CAIRO, July 16 (Reuters) - The European Bank for Reconstruction and Development (EBRD) expects to keep investments in Egypt at over 1 billion euros this year, boosting its equity portfolio through a delayed privatisation programme, its regional director said.
The bank intends to participate in an expected share offering for state-run Alexandria Container and Cargo Handling Company, among the first of dozens of state-run companies planning to sell stakes, Janet Heckman, managing director for the southern and eastern Mediterranean, said in an interview on Wednesday.
It also hopes to help finance a monorail project that will link Cairo to a new capital being built in the desert, and for which a consortium led by Bombardier has been identified as the preferred bidder, she said.
Set up in 1991 to help ex-communist countries of eastern Europe shift to market economies, the London-based EBRD has extended its operations over the last decade to more than 35 countries, from Morocco to Mongolia.
It started operating in Egypt in 2012, a year after the uprising that toppled former president Hosni Mubarak and threw the country into turmoil.
Last year Egypt overtook Turkey as the EBRD’s largest country of investment, with about 1.2 billion euros invested in renewable energy, power, property and tourism, agribusiness and transport.
“It’s been quite a quick ramp-up.
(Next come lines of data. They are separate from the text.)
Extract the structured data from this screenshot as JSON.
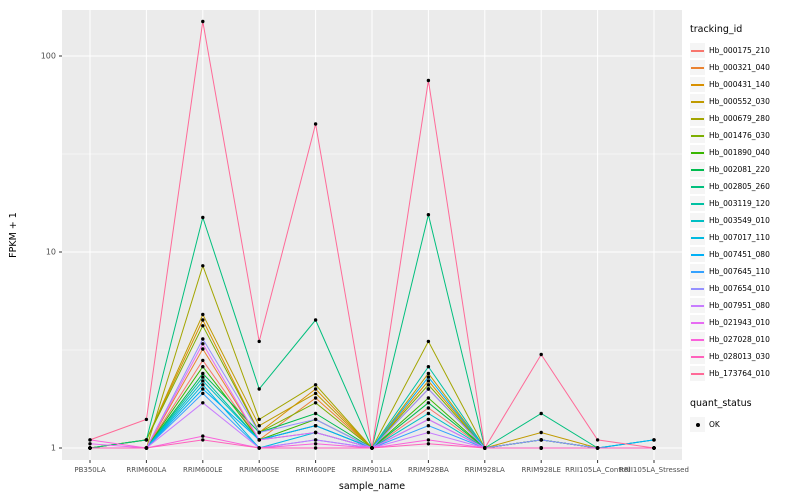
{
  "chart_data": {
    "type": "line",
    "title": "",
    "xlabel": "sample_name",
    "ylabel": "FPKM + 1",
    "yscale": "log10",
    "ylim": [
      1,
      171
    ],
    "yticks": [
      1,
      10,
      100
    ],
    "minor_ticks": [
      3.1623,
      31.623
    ],
    "grid": true,
    "panel_color": "#EBEBEB",
    "grid_color": "#FFFFFF",
    "tick_text_color": "#4D4D4D",
    "point_color": "#000000",
    "legend_position": "right",
    "legend_title": "tracking_id",
    "quant_legend": {
      "title": "quant_status",
      "items": [
        {
          "label": "OK",
          "marker": "point"
        }
      ]
    },
    "categories": [
      "PB350LA",
      "RRIM600LA",
      "RRIM600LE",
      "RRIM600SE",
      "RRIM600PE",
      "RRIM901LA",
      "RRIM928BA",
      "RRIM928LA",
      "RRIM928LE",
      "RRII105LA_Control",
      "RRII105LA_Stressed"
    ],
    "series": [
      {
        "name": "Hb_000175_210",
        "color": "#F8766D",
        "values": [
          1.0,
          1.0,
          2.8,
          1.1,
          1.3,
          1.0,
          1.6,
          1.0,
          1.0,
          1.0,
          1.0
        ]
      },
      {
        "name": "Hb_000321_040",
        "color": "#EA8331",
        "values": [
          1.0,
          1.0,
          3.2,
          1.1,
          1.8,
          1.0,
          2.0,
          1.0,
          1.1,
          1.0,
          1.0
        ]
      },
      {
        "name": "Hb_000431_140",
        "color": "#D89000",
        "values": [
          1.0,
          1.1,
          4.5,
          1.2,
          2.0,
          1.0,
          2.2,
          1.0,
          1.1,
          1.0,
          1.0
        ]
      },
      {
        "name": "Hb_000552_030",
        "color": "#C09B00",
        "values": [
          1.0,
          1.1,
          4.8,
          1.3,
          1.9,
          1.0,
          2.4,
          1.0,
          1.2,
          1.0,
          1.0
        ]
      },
      {
        "name": "Hb_000679_280",
        "color": "#A3A500",
        "values": [
          1.0,
          1.0,
          8.5,
          1.4,
          2.1,
          1.0,
          3.5,
          1.0,
          1.1,
          1.0,
          1.0
        ]
      },
      {
        "name": "Hb_001476_030",
        "color": "#7CAE00",
        "values": [
          1.0,
          1.1,
          4.2,
          1.2,
          1.7,
          1.0,
          2.1,
          1.0,
          1.1,
          1.0,
          1.0
        ]
      },
      {
        "name": "Hb_001890_040",
        "color": "#39B600",
        "values": [
          1.0,
          1.0,
          2.6,
          1.1,
          1.4,
          1.0,
          1.8,
          1.0,
          1.0,
          1.0,
          1.0
        ]
      },
      {
        "name": "Hb_002081_220",
        "color": "#00BB4E",
        "values": [
          1.0,
          1.0,
          2.4,
          1.2,
          1.5,
          1.0,
          1.7,
          1.0,
          1.1,
          1.0,
          1.0
        ]
      },
      {
        "name": "Hb_002805_260",
        "color": "#00BF7D",
        "values": [
          1.0,
          1.1,
          15.0,
          2.0,
          4.5,
          1.0,
          15.5,
          1.0,
          1.5,
          1.0,
          1.1
        ]
      },
      {
        "name": "Hb_003119_120",
        "color": "#00C1A3",
        "values": [
          1.0,
          1.0,
          2.3,
          1.1,
          1.3,
          1.0,
          2.6,
          1.0,
          1.1,
          1.0,
          1.0
        ]
      },
      {
        "name": "Hb_003549_010",
        "color": "#00BFC4",
        "values": [
          1.0,
          1.0,
          2.2,
          1.1,
          1.2,
          1.0,
          1.5,
          1.0,
          1.0,
          1.0,
          1.1
        ]
      },
      {
        "name": "Hb_007017_110",
        "color": "#00BAE0",
        "values": [
          1.0,
          1.0,
          2.1,
          1.0,
          1.2,
          1.0,
          1.4,
          1.0,
          1.0,
          1.0,
          1.0
        ]
      },
      {
        "name": "Hb_007451_080",
        "color": "#00B0F6",
        "values": [
          1.0,
          1.0,
          2.0,
          1.1,
          1.3,
          1.0,
          2.3,
          1.0,
          1.0,
          1.0,
          1.1
        ]
      },
      {
        "name": "Hb_007645_110",
        "color": "#35A2FF",
        "values": [
          1.0,
          1.0,
          1.9,
          1.0,
          1.1,
          1.0,
          1.3,
          1.0,
          1.0,
          1.0,
          1.0
        ]
      },
      {
        "name": "Hb_007654_010",
        "color": "#9590FF",
        "values": [
          1.0,
          1.0,
          3.6,
          1.2,
          1.4,
          1.0,
          2.0,
          1.0,
          1.1,
          1.0,
          1.0
        ]
      },
      {
        "name": "Hb_007951_080",
        "color": "#C77CFF",
        "values": [
          1.0,
          1.0,
          1.7,
          1.0,
          1.1,
          1.0,
          1.2,
          1.0,
          1.0,
          1.0,
          1.0
        ]
      },
      {
        "name": "Hb_021943_010",
        "color": "#E76BF3",
        "values": [
          1.05,
          1.0,
          3.4,
          1.1,
          1.2,
          1.0,
          1.4,
          1.0,
          1.0,
          1.0,
          1.0
        ]
      },
      {
        "name": "Hb_027028_010",
        "color": "#FA62DB",
        "values": [
          1.1,
          1.0,
          1.15,
          1.0,
          1.05,
          1.0,
          1.1,
          1.0,
          1.0,
          1.0,
          1.0
        ]
      },
      {
        "name": "Hb_028013_030",
        "color": "#FF62BC",
        "values": [
          1.0,
          1.0,
          1.1,
          1.0,
          1.0,
          1.0,
          1.05,
          1.0,
          1.0,
          1.0,
          1.0
        ]
      },
      {
        "name": "Hb_173764_010",
        "color": "#FF6A98",
        "values": [
          1.1,
          1.4,
          150.0,
          3.5,
          45.0,
          1.0,
          75.0,
          1.0,
          3.0,
          1.1,
          1.0
        ]
      }
    ]
  }
}
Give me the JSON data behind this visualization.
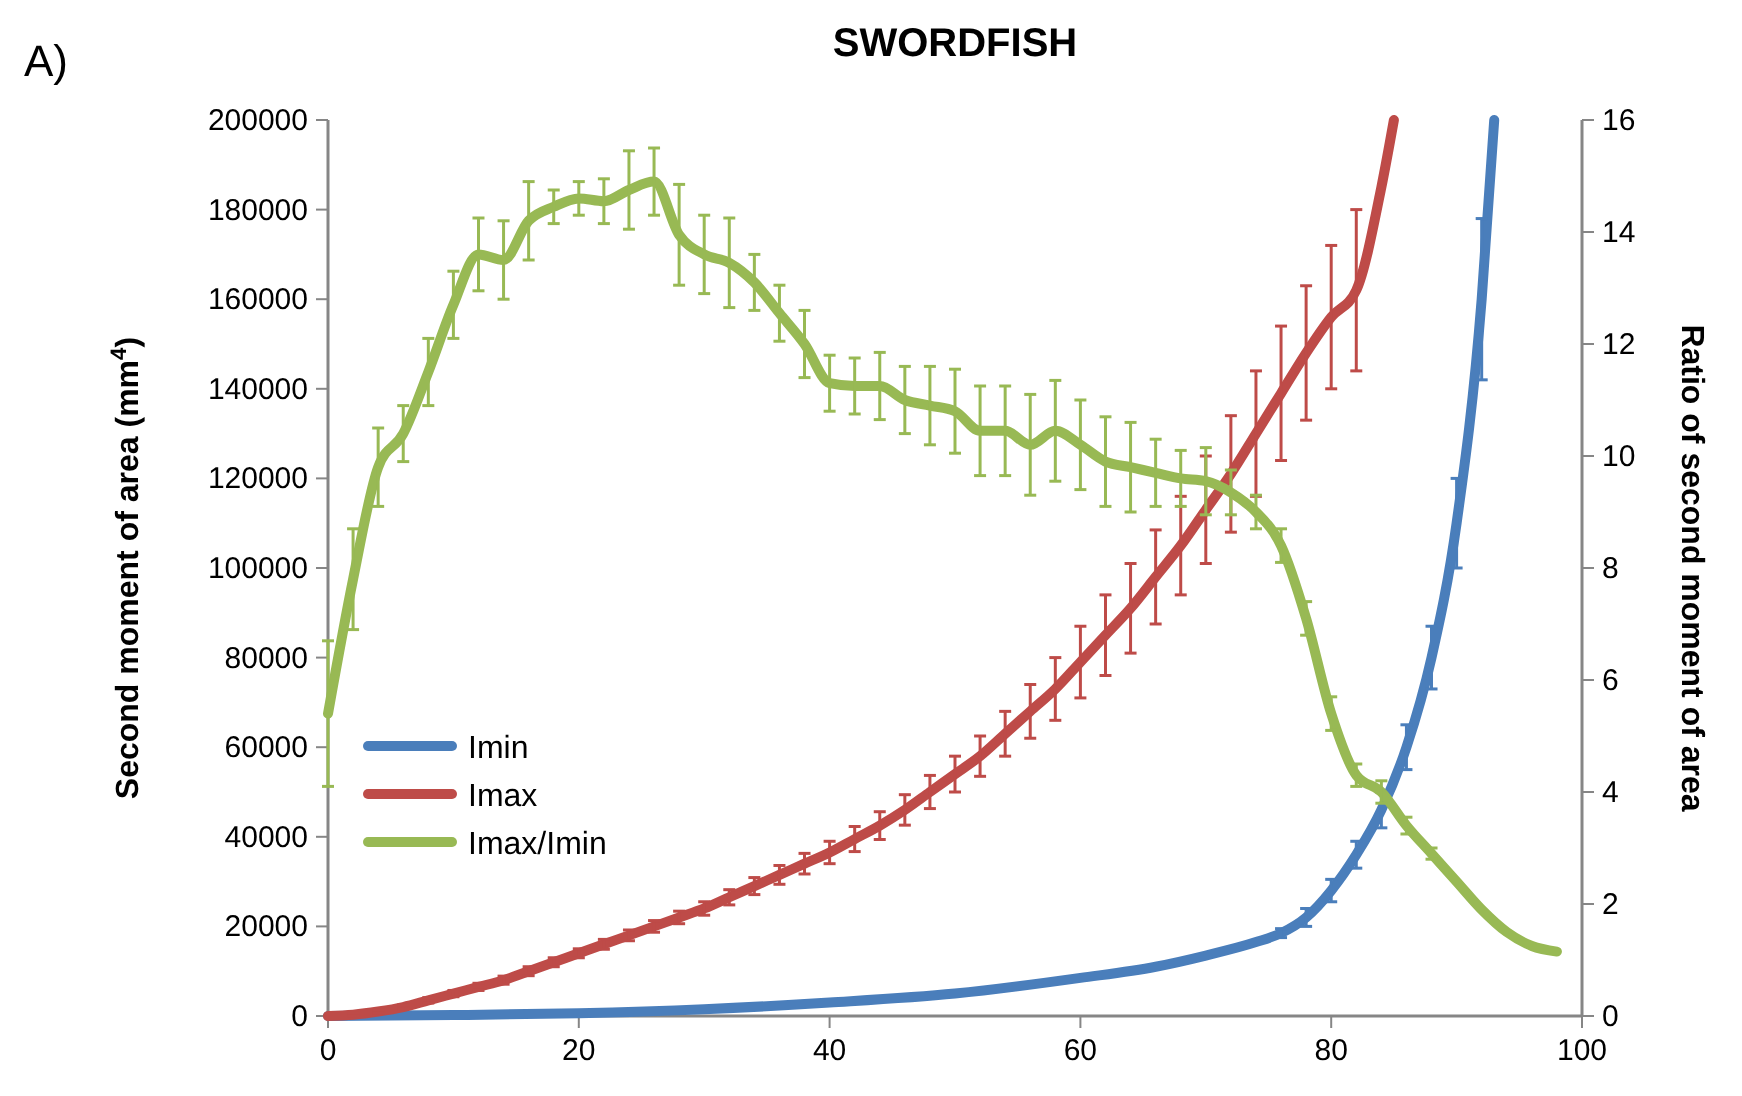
{
  "chart_data": {
    "type": "line",
    "title": "SWORDFISH",
    "annotations": [
      "A)"
    ],
    "ylabel": "Second moment of area (mm$^{4}$)",
    "y2label": "Ratio of second moment of area",
    "xlim": [
      0,
      100
    ],
    "xticks": [
      0,
      20,
      40,
      60,
      80,
      100
    ],
    "ylim": [
      0,
      200000
    ],
    "yticks": [
      0,
      20000,
      40000,
      60000,
      80000,
      100000,
      120000,
      140000,
      160000,
      180000,
      200000
    ],
    "y2lim": [
      0,
      16
    ],
    "y2ticks": [
      0,
      2,
      4,
      6,
      8,
      10,
      12,
      14,
      16
    ],
    "legend": "bottom left",
    "grid": false,
    "marker": "none",
    "line_style": "solid",
    "series": [
      {
        "name": "Imin",
        "color": "#4a7ebb",
        "x": [
          0,
          10,
          20,
          30,
          40,
          50,
          60,
          66,
          70,
          74,
          76,
          78,
          80,
          82,
          84,
          86,
          88,
          90,
          92,
          93
        ],
        "values": [
          0,
          200,
          600,
          1500,
          3000,
          5000,
          8500,
          11000,
          13500,
          16500,
          18500,
          22000,
          28000,
          36000,
          46000,
          60000,
          80000,
          110000,
          160000,
          200000
        ],
        "errors": [
          null,
          null,
          null,
          null,
          null,
          null,
          null,
          null,
          null,
          null,
          1000,
          2000,
          2500,
          3000,
          4000,
          5000,
          7000,
          10000,
          18000,
          null
        ]
      },
      {
        "name": "Imax",
        "color": "#be4b48",
        "x": [
          0,
          2,
          4,
          6,
          8,
          10,
          12,
          14,
          16,
          18,
          20,
          22,
          24,
          26,
          28,
          30,
          32,
          34,
          36,
          38,
          40,
          42,
          44,
          46,
          48,
          50,
          52,
          54,
          56,
          58,
          60,
          62,
          64,
          66,
          68,
          70,
          72,
          74,
          76,
          78,
          80,
          82,
          84,
          85
        ],
        "values": [
          0,
          300,
          1000,
          2000,
          3500,
          5000,
          6500,
          8000,
          10000,
          12000,
          14000,
          16000,
          18000,
          20000,
          22000,
          24000,
          26500,
          29000,
          31500,
          34000,
          36500,
          39500,
          42500,
          46000,
          50000,
          54000,
          58000,
          63000,
          68000,
          73000,
          79000,
          85000,
          91000,
          98000,
          105000,
          113000,
          121000,
          130000,
          139000,
          148000,
          156000,
          162000,
          185000,
          200000
        ],
        "errors": [
          null,
          300,
          400,
          500,
          600,
          700,
          800,
          900,
          1000,
          1000,
          1000,
          1100,
          1200,
          1300,
          1400,
          1500,
          1700,
          1900,
          2100,
          2300,
          2500,
          2800,
          3100,
          3400,
          3700,
          4000,
          4500,
          5000,
          6000,
          7000,
          8000,
          9000,
          10000,
          10500,
          11000,
          12000,
          13000,
          14000,
          15000,
          15000,
          16000,
          18000,
          null,
          null
        ]
      },
      {
        "name": "Imax/Imin",
        "color": "#98b954",
        "axis": "y2",
        "x": [
          0,
          2,
          4,
          6,
          8,
          10,
          12,
          14,
          16,
          18,
          20,
          22,
          24,
          26,
          28,
          30,
          32,
          34,
          36,
          38,
          40,
          42,
          44,
          46,
          48,
          50,
          52,
          54,
          56,
          58,
          60,
          62,
          64,
          66,
          68,
          70,
          72,
          74,
          76,
          78,
          80,
          82,
          84,
          86,
          88,
          90,
          92,
          94,
          96,
          98
        ],
        "values": [
          5.4,
          7.8,
          9.8,
          10.4,
          11.5,
          12.7,
          13.6,
          13.5,
          14.2,
          14.45,
          14.6,
          14.55,
          14.75,
          14.9,
          13.95,
          13.6,
          13.45,
          13.1,
          12.55,
          12.0,
          11.3,
          11.25,
          11.25,
          11.0,
          10.9,
          10.8,
          10.45,
          10.45,
          10.2,
          10.45,
          10.2,
          9.9,
          9.8,
          9.7,
          9.6,
          9.55,
          9.35,
          9.0,
          8.4,
          7.1,
          5.4,
          4.3,
          4.0,
          3.4,
          2.9,
          2.4,
          1.9,
          1.5,
          1.25,
          1.15
        ],
        "errors": [
          1.3,
          0.9,
          0.7,
          0.5,
          0.6,
          0.6,
          0.65,
          0.7,
          0.7,
          0.3,
          0.3,
          0.4,
          0.7,
          0.6,
          0.9,
          0.7,
          0.8,
          0.5,
          0.5,
          0.6,
          0.5,
          0.5,
          0.6,
          0.6,
          0.7,
          0.75,
          0.8,
          0.8,
          0.9,
          0.9,
          0.8,
          0.8,
          0.8,
          0.6,
          0.5,
          0.6,
          0.4,
          0.3,
          0.3,
          0.3,
          0.3,
          0.2,
          0.2,
          0.15,
          0.1,
          null,
          null,
          null,
          null,
          null
        ]
      }
    ]
  }
}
As of last month we’ve invested roughly a little over 5 billion euros ... in 95 projects, all but 11 of which are private sector,” said Heckman.
More than half those investments have come since 2017, a year after Egypt began implementing a three-year economic reform programme tied to a $12 billion loan from the International Monetary Fund.
The reforms included a sharp devaluation of the Egyptian pound that made Egypt more attractive to private capital.
Equity only makes up about 5% of the EBRD’s portfolio in Egypt, but that share was expected to rise, said Heckman.
“This year in conjunction with the IPOs and other investments we’re looking at, we expect it to shift significantly,” she said.
The state owns vast swathes of Egypt’s economy. A programme to launch share sales has been held up since last year, partly due to emerging market uncertainty.
Egypt has been praised by international lenders for its speedy reforms, though austerity measures and inflation have left many Egyptians struggling to get by.
Gross domestic product is forecast to top 5% for a second year running, but investment outside the energy sector has been falling.
“People want to see a period of continued stability and progress, because it’s a big decision to begin significant manufacturing facilities in a country,” said Heckman.
She said she was encouraged by the start-up scene, signs big Egyptian companies are investing more domestically and expanding infrastructure for investors such as legal and consulting firms.
“We continue to be quite bullish and optimistic about Egypt ... it’s a big country, almost 100 million people and at the same time it’s greatly positioned in terms of export opportunities, which I think have been highly underdeveloped,” Heckman said.